それまでは出たこともなかったんだけど、ベランダ菜園を始めた5月6日からベランダに頻繁に出るようになった。毎日のように、水を遣り、肥料を与え、植物由来の殺虫剤を撒いたりしている。そして何日かおきの収穫。実のなり具合や色付き具合を毎日眺めるのも楽しい。

まるで子供の成長を見るように、丹精込めて野菜を育てている。農家のひとはそれどころではないだろうけど、プランター3つでやっている分には、それだけの余裕もできる。今朝も4つミニトマトのアイコ種を収穫して、洗って食べた。樹上で完熟されたミニトマトは皮がプリッとして、果肉は甘く、中身はジュワッとジューシーな汁で溢れ、なかなかスーパーで買ってきたトマトでは味わえない醍醐味がある。これが家庭菜園の魅力かぁと感じるのである。

それにしても一戸建てに住んでた時は、何も感じたことないし、庭にも殆ど出たことないのに、それがなくなった途端に、土が恋しくなり、植物を育てたくなる。余程、癒しに飢えていたのかも知れない。それに家庭菜園には収穫と言う楽しみもある。このコロナ禍の時代にうってつけなのかも知れない。
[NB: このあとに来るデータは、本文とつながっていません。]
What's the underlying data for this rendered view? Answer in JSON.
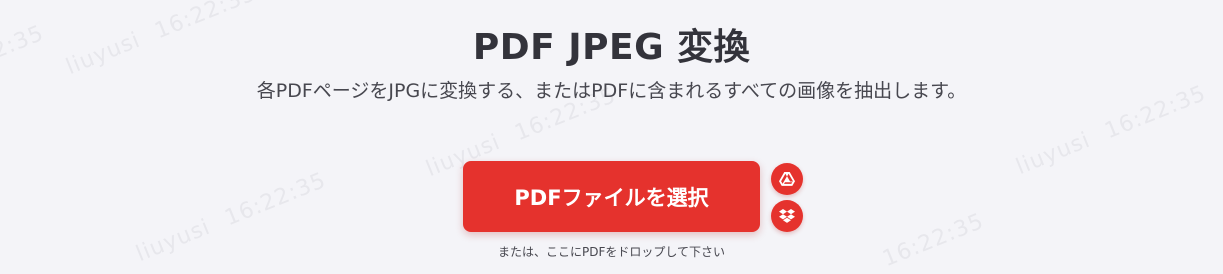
{
  "tool": {
    "title": "PDF JPEG 変換",
    "description": "各PDFページをJPGに変換する、またはPDFに含まれるすべての画像を抽出します。",
    "select_button_label": "PDFファイルを選択",
    "drop_hint": "または、ここにPDFをドロップして下さい"
  },
  "cloud_buttons": [
    {
      "name": "Google Drive",
      "icon": "google-drive-icon"
    },
    {
      "name": "Dropbox",
      "icon": "dropbox-icon"
    }
  ],
  "watermark": {
    "user": "liuyusi",
    "time": "16:22:35"
  },
  "colors": {
    "accent": "#e5322d",
    "background": "#f4f4f8",
    "text": "#33333b"
  }
}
そしてその成長が何よりも癒されるのだ。緑のものを育てるのにこんなに気持ちが安らぎ、癒されるとは思っていなかった。だから働いていた人が引退して、第二の人生を歩む時、就農と言う形をとる人がいるのはわかるような気がする。農業には引退はあるかも知れないが退職はないし、続けようと思えば、死ぬまで続けられて、広い農地を毎回耕すことによって、毎回農作物は育つ。

そんな就農への憧れがない訳ではない。

それにはいまの自分にはない体力や、または農業の知識などもなくてはならない。始めは誰か大きな農家の手伝いに入って、知識や経験を積んでから、自分の畑を持って、土地を開墾していかなければいけないのだ。ベランダで野菜専用の土を買ってきて、ある程度育った苗を植えるのとは訳が違う。だから、ベランダ菜園止まりになってしまうのだ。きっといまの自分には難しいのだろうと思う。
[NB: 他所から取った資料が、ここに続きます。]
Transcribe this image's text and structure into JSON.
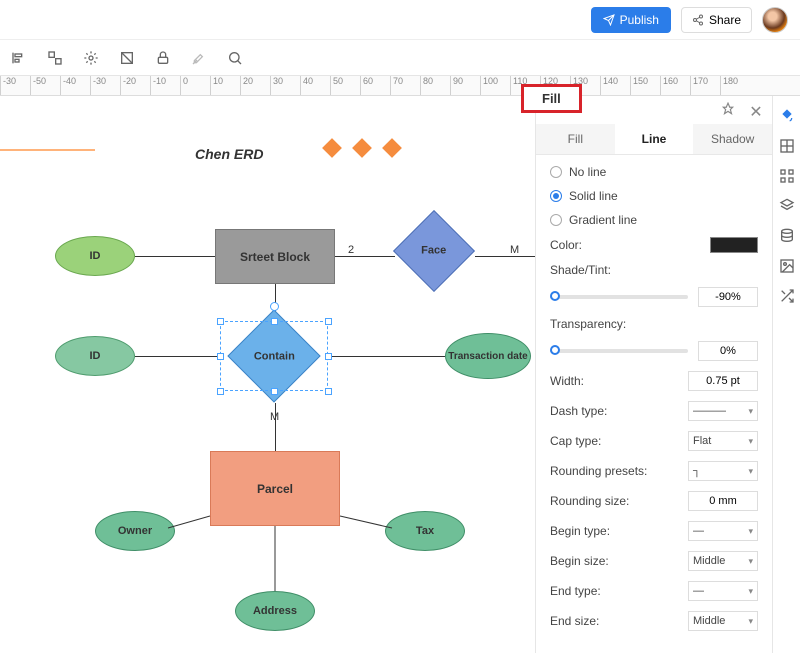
{
  "topbar": {
    "publish": "Publish",
    "share": "Share"
  },
  "ruler": [
    "-30",
    "-50",
    "-40",
    "-30",
    "-20",
    "-10",
    "0",
    "10",
    "20",
    "30",
    "40",
    "50",
    "60",
    "70",
    "80",
    "90",
    "100",
    "110",
    "120",
    "130",
    "140",
    "150",
    "160",
    "170",
    "180"
  ],
  "canvas": {
    "title": "Chen ERD",
    "nodes": {
      "id1": "ID",
      "street_block": "Srteet Block",
      "face": "Face",
      "id2": "ID",
      "contain": "Contain",
      "transaction_date": "Transaction date",
      "parcel": "Parcel",
      "owner": "Owner",
      "tax": "Tax",
      "address": "Address"
    },
    "cardinality": {
      "sb_face_left": "2",
      "sb_face_right": "M",
      "contain_down": "M"
    }
  },
  "panel": {
    "fill_tab_title": "Fill",
    "tabs": {
      "fill": "Fill",
      "line": "Line",
      "shadow": "Shadow"
    },
    "line_type": {
      "none": "No line",
      "solid": "Solid line",
      "gradient": "Gradient line"
    },
    "labels": {
      "color": "Color:",
      "shade": "Shade/Tint:",
      "transparency": "Transparency:",
      "width": "Width:",
      "dash": "Dash type:",
      "cap": "Cap type:",
      "round_preset": "Rounding presets:",
      "round_size": "Rounding size:",
      "begin_type": "Begin type:",
      "begin_size": "Begin size:",
      "end_type": "End type:",
      "end_size": "End size:"
    },
    "values": {
      "shade": "-90%",
      "transparency": "0%",
      "width": "0.75 pt",
      "dash": "———",
      "cap": "Flat",
      "round_preset": "┐",
      "round_size": "0 mm",
      "begin_type": "—",
      "begin_size": "Middle",
      "end_type": "—",
      "end_size": "Middle",
      "color": "#222222"
    }
  }
}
これこそ自分の体力や病気を恨んだことはない。自分が夢中になれるのは、それくらいしかいまはないのだ。コロナ禍で気持ちが歪んでしまったのだろうか。それもダメだと思ってしまう。でも就農の道を模索すると言うことも大事だと思う。できなくて百歩譲って、田舎暮らしと言うのも考えて良いのかも知れない。

もうほとほと街暮らしには飽きてしまった。便利なところもあるのだけれど、「もういいや」って感じかな。街暮らしもなかなか大変だったりする。その大変の度合いや種類が田舎暮らしとは違うからかも知れない。でもいつかは田舎でのんびり過ごすのも良いのかも知れない。

、、、、と穫れたてのミニトマトのアイコを夜中に齧りながら、思うのだ。